Responding to Controversy, Seattle Worldcon Defends Using ChatGPT to Vet Program Participants

Seattle Worldcon 2025 Chair Kathy Bond today issued a public statement attempting to defend the use of ChatGPT as part of the screening process for program participants. The comments have been highly negative.

…We received more than 1,300 panelist applicants for Seattle Worldcon 2025. Building on the work of previous Worldcons, we chose to vet program participants before inviting them to be on our program. We communicated this intention to applicants in the instructions of our panelist interest form.

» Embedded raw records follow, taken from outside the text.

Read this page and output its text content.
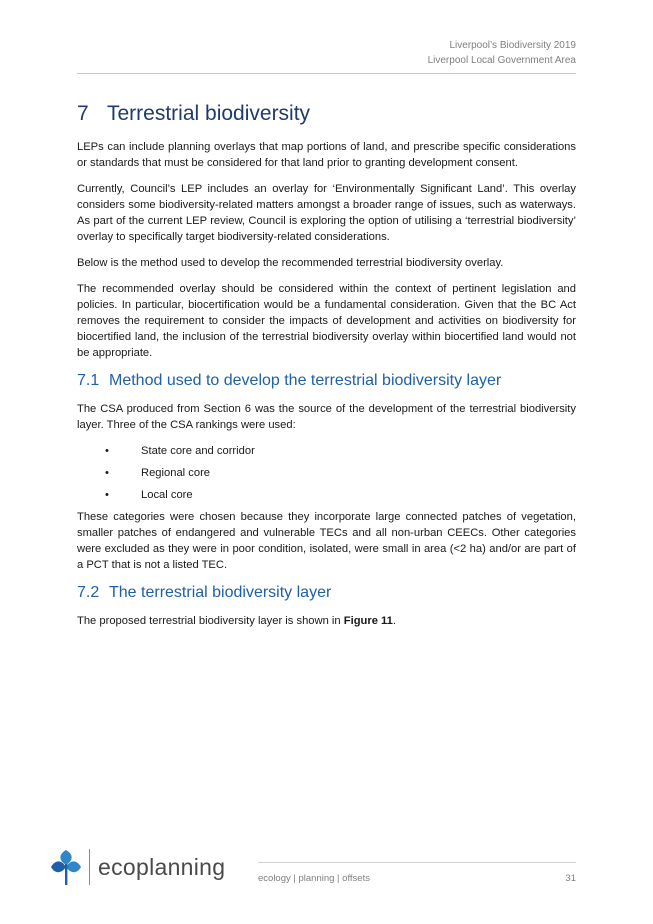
Liverpool’s Biodiversity 2019
Liverpool Local Government Area
7 Terrestrial biodiversity

LEPs can include planning overlays that map portions of land, and prescribe specific considerations or standards that must be considered for that land prior to granting development consent.

Currently, Council’s LEP includes an overlay for ‘Environmentally Significant Land’. This overlay considers some biodiversity-related matters amongst a broader range of issues, such as waterways. As part of the current LEP review, Council is exploring the option of utilising a ‘terrestrial biodiversity’ overlay to specifically target biodiversity-related considerations.

Below is the method used to develop the recommended terrestrial biodiversity overlay.

The recommended overlay should be considered within the context of pertinent legislation and policies. In particular, biocertification would be a fundamental consideration. Given that the BC Act removes the requirement to consider the impacts of development and activities on biodiversity for biocertified land, the inclusion of the terrestrial biodiversity overlay within biocertified land would not be appropriate.

7.1 Method used to develop the terrestrial biodiversity layer

The CSA produced from Section 6 was the source of the development of the terrestrial biodiversity layer. Three of the CSA rankings were used:

•	State core and corridor
•	Regional core
•	Local core

These categories were chosen because they incorporate large connected patches of vegetation, smaller patches of endangered and vulnerable TECs and all non-urban CEECs. Other categories were excluded as they were in poor condition, isolated, were small in area (<2 ha) and/or are part of a PCT that is not a listed TEC.

7.2 The terrestrial biodiversity layer

The proposed terrestrial biodiversity layer is shown in Figure 11.

ecoplanning	ecology | planning | offsets	31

In order to enhance our process for vetting, volunteer staff also chose to test a process utilizing a script that used ChatGPT. The sole purpose of using this LLM was to automate and aggregate the usual online searches for participant vetting, which can take up to 10–30 minutes per applicant as you enter a person’s name, plus the search terms one by one. Using this script drastically shortened the search process by finding and aggregating sources to review.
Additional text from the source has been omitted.